Microplastics found on seafloor in largest quantities ever recorded

‘Missing’ microplastics have been found on the seafloor in the largest quantities ever recorded with nearly two million pieces per square metre.

Oceanographers have finally traced the evasive microplastics to massive plastic hotspots which have accumulated on the deepest seafloors.

Up to 1.9 million pieces of microplastics were discovered within just one square metre of the ocean bed, according to European researchers.

Nature programmes such as The Blue Planet sparked public outcry about the amount of drinking straws and carrier bags polluting our oceans.

But such waste accounts for just one per cent of the 10 million tons of plastic entering the world’s oceans, the researchers said.

Until this study it was unclear where the missing 99 per cent actually ended up.

The tiny fragments had been hard to locate because currents of deep-sea ‘conveyor belts’ had dragged them deep into the ocean through submarine canyons, the team explained.

Study leader Dr Ian Kane, at Manchester University, said: ‘Almost everybody has heard of the infamous ocean ‘garbage patches’ of floating plastic, but we were shocked at the high concentrations of microplastics we found in the deep-seafloor.

‘We discovered that microplastics are not uniformly distributed across the study area; instead they are distributed by powerful seafloor currents which concentrate them in certain areas.’

In the study, published in the journal Science, revealed that deep-sea currents are concentrating microplastics in huge sediment accumulations, which they termed ‘microplastic hotspots’.

These hotspots appear to be the deep-sea equivalents of the so-called ‘garbage patches’ formed by currents on the ocean surface, according to the team which included experts from Durham University and the UK’s National Oceanography Centre.

The microplastics amassing on the seabed are mainly shed from textiles and clothing.

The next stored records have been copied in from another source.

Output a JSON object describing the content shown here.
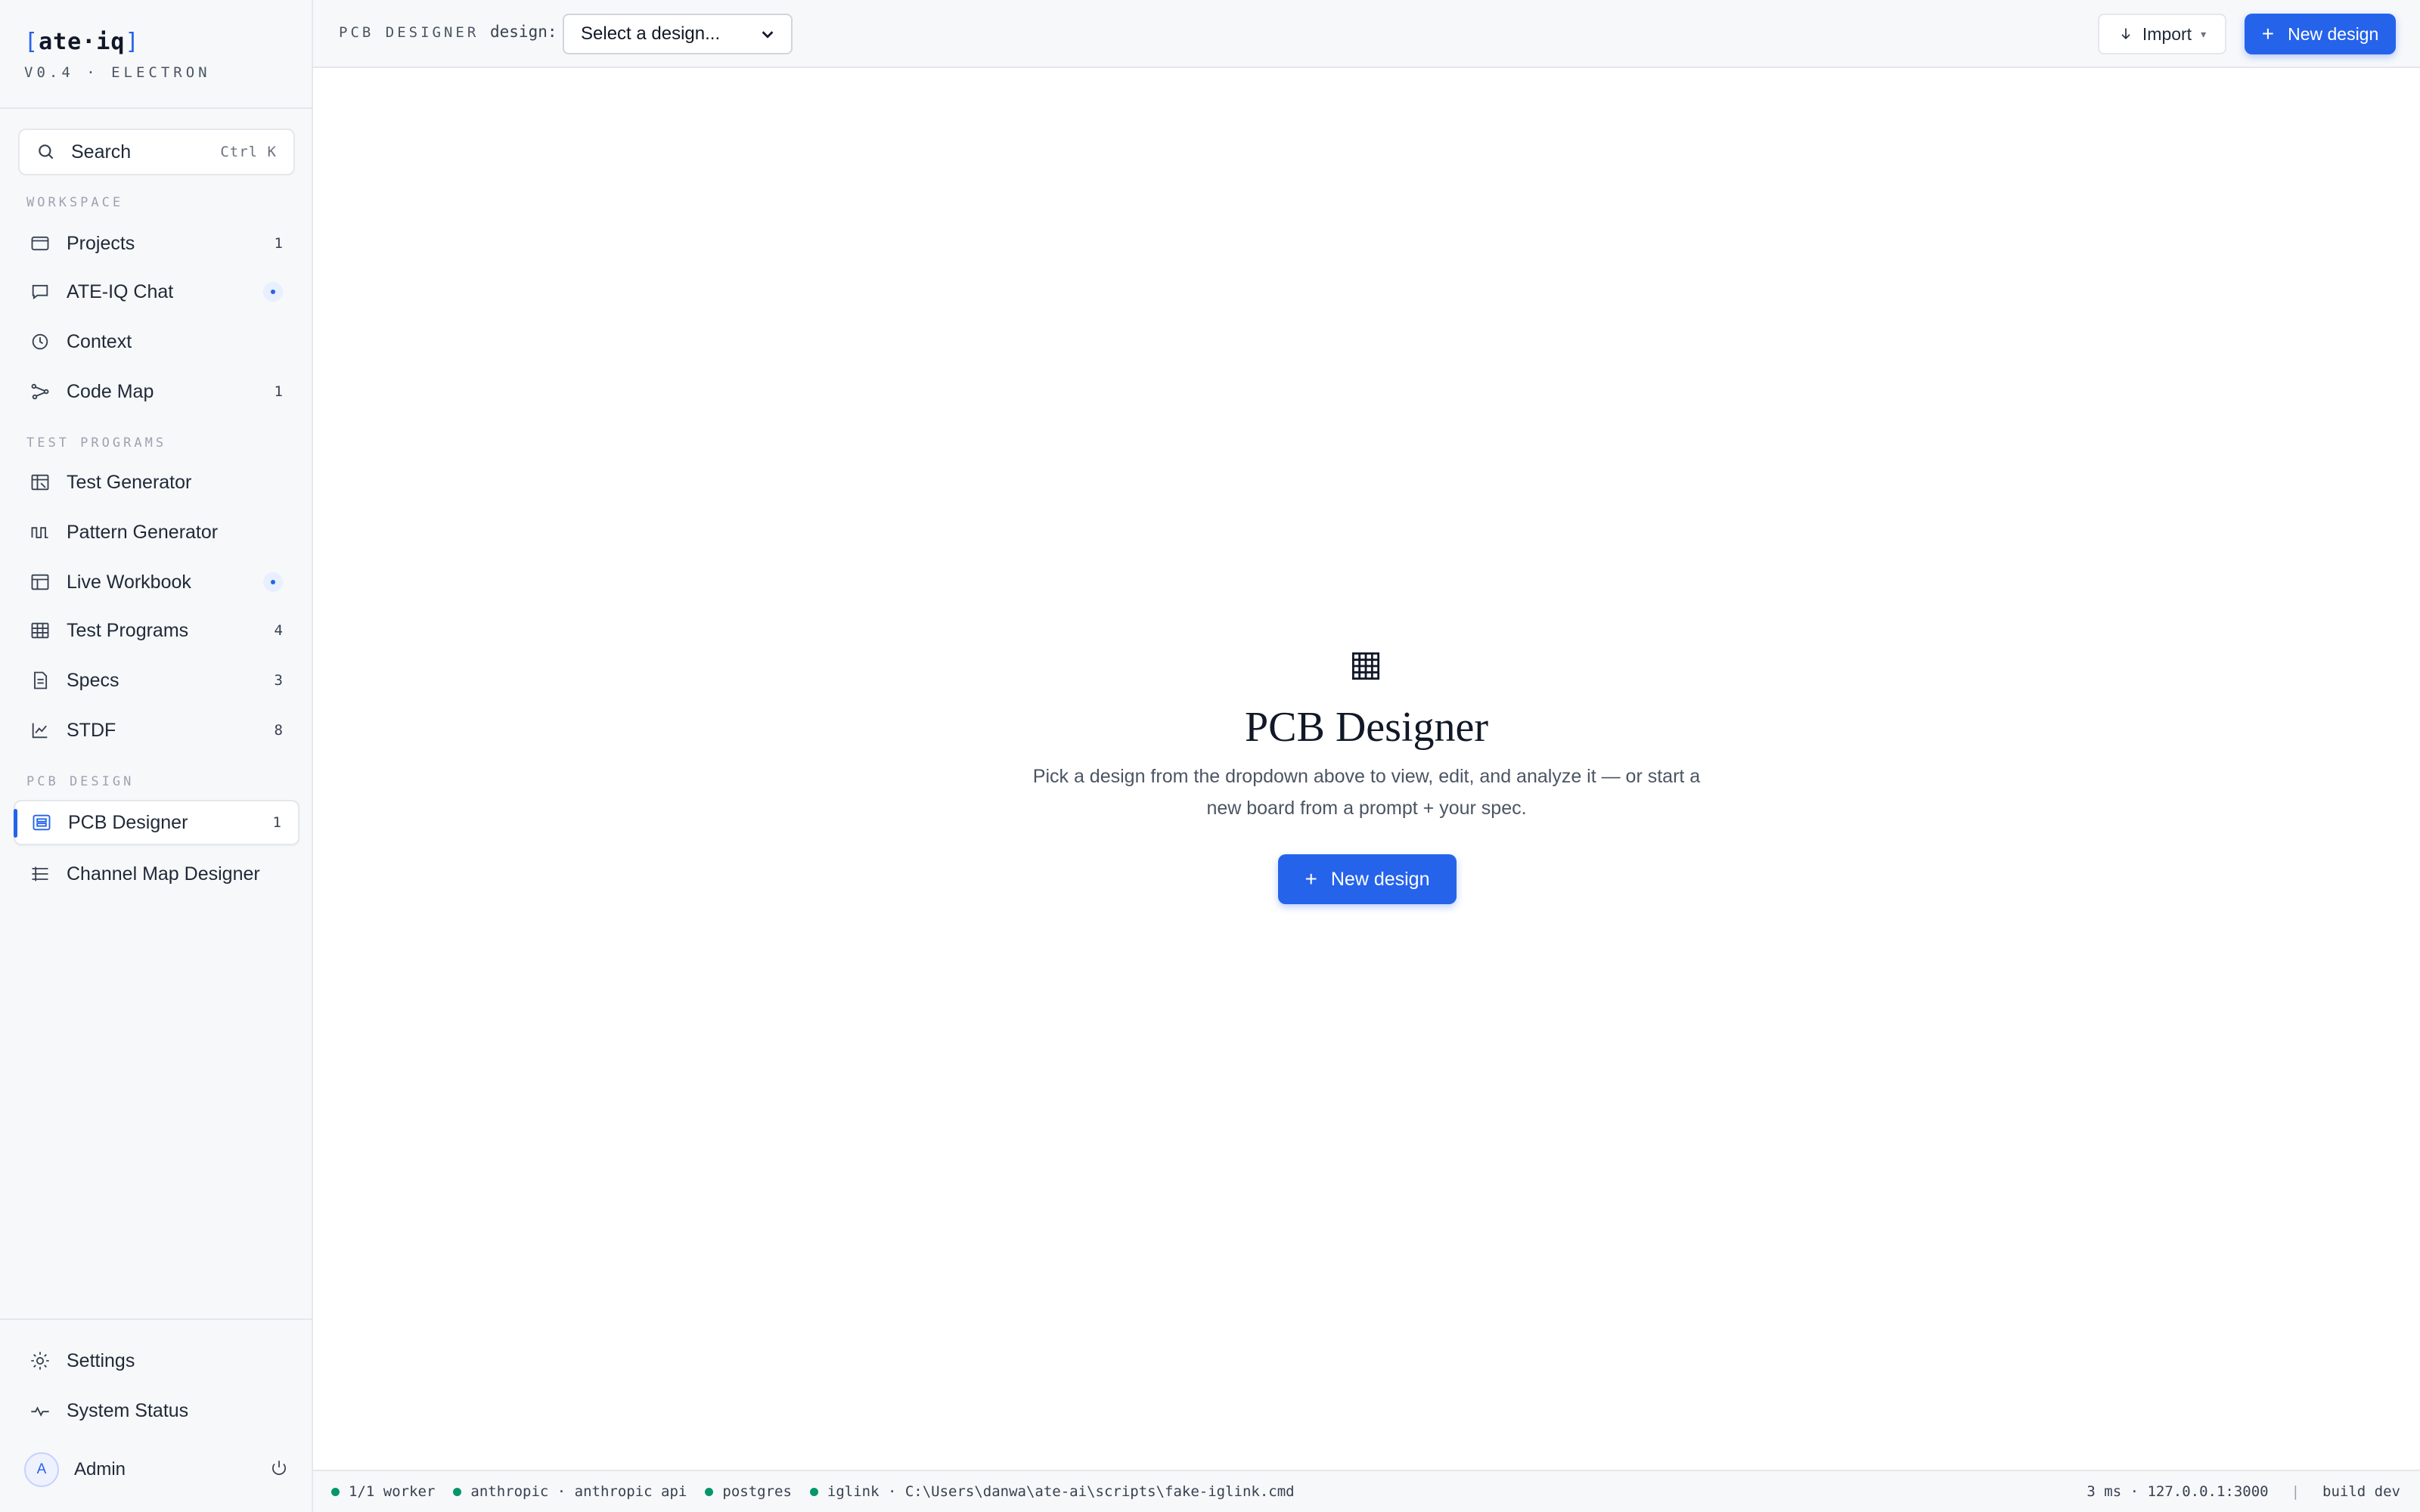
{
  "brand": {
    "logo_open": "[",
    "logo_text": "ate·iq",
    "logo_close": "]",
    "version": "V0.4 · ELECTRON"
  },
  "search": {
    "label": "Search",
    "shortcut": "Ctrl K",
    "icon": "search-icon"
  },
  "sidebar": {
    "sections": {
      "workspace": "WORKSPACE",
      "test_programs": "TEST PROGRAMS",
      "pcb_design": "PCB DESIGN"
    },
    "items": [
      {
        "label": "Projects",
        "count": "1",
        "icon": "folder-icon"
      },
      {
        "label": "ATE-IQ Chat",
        "count": "",
        "icon": "chat-icon",
        "dot": true
      },
      {
        "label": "Context",
        "count": "",
        "icon": "clock-icon"
      },
      {
        "label": "Code Map",
        "count": "1",
        "icon": "graph-icon"
      },
      {
        "label": "Test Generator",
        "count": "",
        "icon": "flask-icon"
      },
      {
        "label": "Pattern Generator",
        "count": "",
        "icon": "waveform-icon"
      },
      {
        "label": "Live Workbook",
        "count": "",
        "icon": "table-icon",
        "dot": true
      },
      {
        "label": "Test Programs",
        "count": "4",
        "icon": "grid-icon"
      },
      {
        "label": "Specs",
        "count": "3",
        "icon": "document-icon"
      },
      {
        "label": "STDF",
        "count": "8",
        "icon": "line-chart-icon"
      },
      {
        "label": "PCB Designer",
        "count": "1",
        "icon": "board-icon",
        "active": true
      },
      {
        "label": "Channel Map Designer",
        "count": "",
        "icon": "channel-map-icon"
      }
    ],
    "footer": {
      "settings": "Settings",
      "system_status": "System Status",
      "user_initial": "A",
      "user_name": "Admin"
    }
  },
  "topbar": {
    "crumb": "PCB DESIGNER",
    "design_label": "design:",
    "design_select_value": "Select a design...",
    "import_label": "Import",
    "new_design_label": "New design"
  },
  "empty_state": {
    "title": "PCB Designer",
    "description": "Pick a design from the dropdown above to view, edit, and analyze it — or start a new board from a prompt + your spec.",
    "button_label": "New design"
  },
  "status_bar": {
    "items": [
      "1/1 worker",
      "anthropic · anthropic api",
      "postgres",
      "iglink · C:\\Users\\danwa\\ate-ai\\scripts\\fake-iglink.cmd"
    ],
    "latency": "3 ms · 127.0.0.1:3000",
    "separator": "|",
    "build": "build dev"
  },
  "colors": {
    "accent": "#2563eb",
    "status_ok": "#059669",
    "sidebar_bg": "#f7f8fa"
  }
}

They evade filtering at sewage treatment plants, and easily enter rivers and oceans.

In the ocean they either settle slowly, or are flushed away by powerful underwater avalanches, known as ‘episodic turbidity currents’ – that travel down submarine canyons to the deep seafloor, the scientists explained.

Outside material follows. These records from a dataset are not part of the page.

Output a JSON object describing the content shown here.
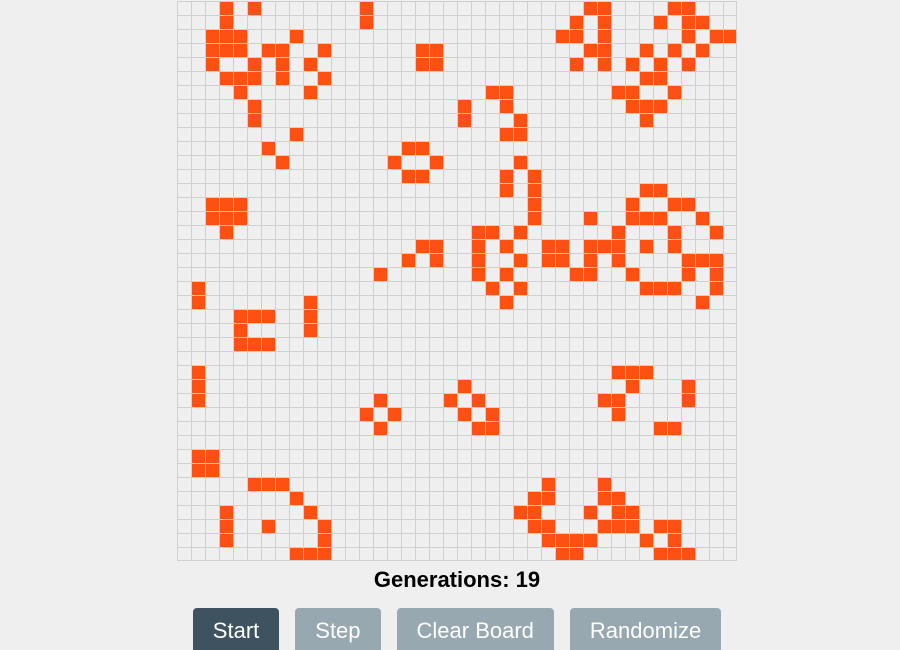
{
  "game": {
    "rows": 40,
    "cols": 40,
    "alive_color": "#ff5014",
    "dead_color": "#efefef",
    "grid_line_color": "#cfcfcf",
    "alive_cells": [
      [
        0,
        3
      ],
      [
        0,
        5
      ],
      [
        0,
        13
      ],
      [
        0,
        29
      ],
      [
        0,
        30
      ],
      [
        0,
        35
      ],
      [
        0,
        36
      ],
      [
        1,
        3
      ],
      [
        1,
        13
      ],
      [
        1,
        28
      ],
      [
        1,
        30
      ],
      [
        1,
        34
      ],
      [
        1,
        36
      ],
      [
        1,
        37
      ],
      [
        2,
        2
      ],
      [
        2,
        3
      ],
      [
        2,
        4
      ],
      [
        2,
        8
      ],
      [
        2,
        27
      ],
      [
        2,
        28
      ],
      [
        2,
        30
      ],
      [
        2,
        36
      ],
      [
        2,
        38
      ],
      [
        2,
        39
      ],
      [
        3,
        2
      ],
      [
        3,
        3
      ],
      [
        3,
        4
      ],
      [
        3,
        6
      ],
      [
        3,
        7
      ],
      [
        3,
        10
      ],
      [
        3,
        17
      ],
      [
        3,
        18
      ],
      [
        3,
        29
      ],
      [
        3,
        30
      ],
      [
        3,
        33
      ],
      [
        3,
        35
      ],
      [
        3,
        37
      ],
      [
        4,
        2
      ],
      [
        4,
        5
      ],
      [
        4,
        7
      ],
      [
        4,
        9
      ],
      [
        4,
        17
      ],
      [
        4,
        18
      ],
      [
        4,
        28
      ],
      [
        4,
        30
      ],
      [
        4,
        32
      ],
      [
        4,
        34
      ],
      [
        4,
        36
      ],
      [
        5,
        3
      ],
      [
        5,
        4
      ],
      [
        5,
        5
      ],
      [
        5,
        7
      ],
      [
        5,
        10
      ],
      [
        5,
        33
      ],
      [
        5,
        34
      ],
      [
        6,
        4
      ],
      [
        6,
        9
      ],
      [
        6,
        22
      ],
      [
        6,
        23
      ],
      [
        6,
        31
      ],
      [
        6,
        32
      ],
      [
        6,
        35
      ],
      [
        7,
        5
      ],
      [
        7,
        20
      ],
      [
        7,
        23
      ],
      [
        7,
        32
      ],
      [
        7,
        33
      ],
      [
        7,
        34
      ],
      [
        8,
        5
      ],
      [
        8,
        20
      ],
      [
        8,
        24
      ],
      [
        8,
        33
      ],
      [
        9,
        8
      ],
      [
        9,
        23
      ],
      [
        9,
        24
      ],
      [
        10,
        6
      ],
      [
        10,
        16
      ],
      [
        10,
        17
      ],
      [
        11,
        7
      ],
      [
        11,
        15
      ],
      [
        11,
        18
      ],
      [
        11,
        24
      ],
      [
        12,
        16
      ],
      [
        12,
        17
      ],
      [
        12,
        23
      ],
      [
        12,
        25
      ],
      [
        13,
        23
      ],
      [
        13,
        25
      ],
      [
        13,
        33
      ],
      [
        13,
        34
      ],
      [
        14,
        2
      ],
      [
        14,
        3
      ],
      [
        14,
        4
      ],
      [
        14,
        25
      ],
      [
        14,
        32
      ],
      [
        14,
        35
      ],
      [
        14,
        36
      ],
      [
        15,
        2
      ],
      [
        15,
        3
      ],
      [
        15,
        4
      ],
      [
        15,
        25
      ],
      [
        15,
        29
      ],
      [
        15,
        32
      ],
      [
        15,
        33
      ],
      [
        15,
        34
      ],
      [
        15,
        37
      ],
      [
        16,
        3
      ],
      [
        16,
        21
      ],
      [
        16,
        22
      ],
      [
        16,
        24
      ],
      [
        16,
        31
      ],
      [
        16,
        35
      ],
      [
        16,
        38
      ],
      [
        17,
        17
      ],
      [
        17,
        18
      ],
      [
        17,
        21
      ],
      [
        17,
        23
      ],
      [
        17,
        26
      ],
      [
        17,
        27
      ],
      [
        17,
        29
      ],
      [
        17,
        30
      ],
      [
        17,
        31
      ],
      [
        17,
        33
      ],
      [
        17,
        35
      ],
      [
        18,
        16
      ],
      [
        18,
        18
      ],
      [
        18,
        21
      ],
      [
        18,
        24
      ],
      [
        18,
        26
      ],
      [
        18,
        27
      ],
      [
        18,
        29
      ],
      [
        18,
        31
      ],
      [
        18,
        36
      ],
      [
        18,
        37
      ],
      [
        18,
        38
      ],
      [
        19,
        14
      ],
      [
        19,
        21
      ],
      [
        19,
        23
      ],
      [
        19,
        28
      ],
      [
        19,
        29
      ],
      [
        19,
        32
      ],
      [
        19,
        36
      ],
      [
        19,
        38
      ],
      [
        20,
        1
      ],
      [
        20,
        22
      ],
      [
        20,
        24
      ],
      [
        20,
        33
      ],
      [
        20,
        34
      ],
      [
        20,
        35
      ],
      [
        20,
        38
      ],
      [
        21,
        1
      ],
      [
        21,
        9
      ],
      [
        21,
        23
      ],
      [
        21,
        37
      ],
      [
        22,
        4
      ],
      [
        22,
        5
      ],
      [
        22,
        6
      ],
      [
        22,
        9
      ],
      [
        23,
        4
      ],
      [
        23,
        9
      ],
      [
        24,
        4
      ],
      [
        24,
        5
      ],
      [
        24,
        6
      ],
      [
        26,
        1
      ],
      [
        26,
        31
      ],
      [
        26,
        32
      ],
      [
        26,
        33
      ],
      [
        27,
        1
      ],
      [
        27,
        20
      ],
      [
        27,
        32
      ],
      [
        27,
        36
      ],
      [
        28,
        1
      ],
      [
        28,
        14
      ],
      [
        28,
        19
      ],
      [
        28,
        21
      ],
      [
        28,
        30
      ],
      [
        28,
        31
      ],
      [
        28,
        36
      ],
      [
        29,
        13
      ],
      [
        29,
        15
      ],
      [
        29,
        20
      ],
      [
        29,
        22
      ],
      [
        29,
        31
      ],
      [
        30,
        14
      ],
      [
        30,
        21
      ],
      [
        30,
        22
      ],
      [
        30,
        34
      ],
      [
        30,
        35
      ],
      [
        32,
        1
      ],
      [
        32,
        2
      ],
      [
        33,
        1
      ],
      [
        33,
        2
      ],
      [
        34,
        5
      ],
      [
        34,
        6
      ],
      [
        34,
        7
      ],
      [
        34,
        26
      ],
      [
        34,
        30
      ],
      [
        35,
        8
      ],
      [
        35,
        25
      ],
      [
        35,
        26
      ],
      [
        35,
        30
      ],
      [
        35,
        31
      ],
      [
        36,
        3
      ],
      [
        36,
        9
      ],
      [
        36,
        24
      ],
      [
        36,
        25
      ],
      [
        36,
        29
      ],
      [
        36,
        31
      ],
      [
        36,
        32
      ],
      [
        37,
        3
      ],
      [
        37,
        6
      ],
      [
        37,
        10
      ],
      [
        37,
        25
      ],
      [
        37,
        26
      ],
      [
        37,
        30
      ],
      [
        37,
        31
      ],
      [
        37,
        32
      ],
      [
        37,
        34
      ],
      [
        37,
        35
      ],
      [
        38,
        3
      ],
      [
        38,
        10
      ],
      [
        38,
        26
      ],
      [
        38,
        27
      ],
      [
        38,
        28
      ],
      [
        38,
        29
      ],
      [
        38,
        33
      ],
      [
        38,
        35
      ],
      [
        39,
        8
      ],
      [
        39,
        9
      ],
      [
        39,
        10
      ],
      [
        39,
        27
      ],
      [
        39,
        28
      ],
      [
        39,
        34
      ],
      [
        39,
        35
      ],
      [
        39,
        36
      ]
    ]
  },
  "status": {
    "generations_label": "Generations: 19"
  },
  "controls": {
    "start_label": "Start",
    "step_label": "Step",
    "clear_label": "Clear Board",
    "randomize_label": "Randomize",
    "primary_color": "#3e5260",
    "secondary_color": "#98a8b1"
  }
}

Once in the deep sea the microplastics are readily picked up and carried by continuously flowing seafloor currents that merge the waste within large drifts of sediment.

The seafloor, far from an empty expanse, often houses important ecosystems thanks to the oxygenated water and nutrients that the deep ocean currents deliver.

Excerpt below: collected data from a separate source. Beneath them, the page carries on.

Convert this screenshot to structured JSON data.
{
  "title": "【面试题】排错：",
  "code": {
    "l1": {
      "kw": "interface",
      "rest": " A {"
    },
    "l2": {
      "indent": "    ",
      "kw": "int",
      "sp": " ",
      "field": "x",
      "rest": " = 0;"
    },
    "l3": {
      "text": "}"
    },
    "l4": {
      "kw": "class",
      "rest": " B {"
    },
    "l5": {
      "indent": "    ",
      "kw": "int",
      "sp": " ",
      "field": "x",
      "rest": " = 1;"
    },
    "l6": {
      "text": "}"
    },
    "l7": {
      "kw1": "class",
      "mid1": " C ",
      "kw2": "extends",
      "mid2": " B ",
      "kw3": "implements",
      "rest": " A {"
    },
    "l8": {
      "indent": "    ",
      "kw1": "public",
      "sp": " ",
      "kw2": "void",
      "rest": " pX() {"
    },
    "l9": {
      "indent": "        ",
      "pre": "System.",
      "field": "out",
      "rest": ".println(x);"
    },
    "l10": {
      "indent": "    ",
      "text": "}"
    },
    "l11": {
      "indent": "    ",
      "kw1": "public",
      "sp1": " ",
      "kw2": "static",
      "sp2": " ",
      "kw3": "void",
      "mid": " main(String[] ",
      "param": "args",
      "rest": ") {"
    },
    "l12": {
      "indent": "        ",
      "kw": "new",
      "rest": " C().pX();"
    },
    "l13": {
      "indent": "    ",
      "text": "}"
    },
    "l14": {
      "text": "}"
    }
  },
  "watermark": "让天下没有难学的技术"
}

But in addition to rich nutrients, the currents are now transporting microplastics too which interferes with habitats that sustain marine life.

This study provides the first direct link between the behaviour of these currents and the concentrations of seafloor microplastics.

The team collected sediment samples from the floor of the Tyrrhenian Sea, which lies within the Mediterranean Sea.

They combined the samples with calibrated models of deep ocean currents and a detailed mapping of the seafloor.

Back in the laboratory, the oceanographers separated the microplastics from the sediment, counted them under the microscope, before analysing further using infra-red spectroscopy to determine the plastic types.

Using this information the team managed to show how ocean currents are controlling the spread of microplastics on the seafloor.

The team said it is ‘unfortunate’ that plastic has become a new type of sediment particle mixed together with sand, mud and nutrients.

Study co-leader Dr Mike Clare, of the National Oceanography Centre, UK, said: ‘Our study has shown how detailed studies of seafloor currents can help us to connect microplastic transport pathways in the deep-sea and find the ‘missing’ microplastics.’

He added that policymakers should act now to limit the future flow of plastics into the oceans to reduce damage to marine life.

The team said the findings could help predict the locations of other deep-sea microplastic hotspots and also guide research into how marine life is dealing with the invading microplastics.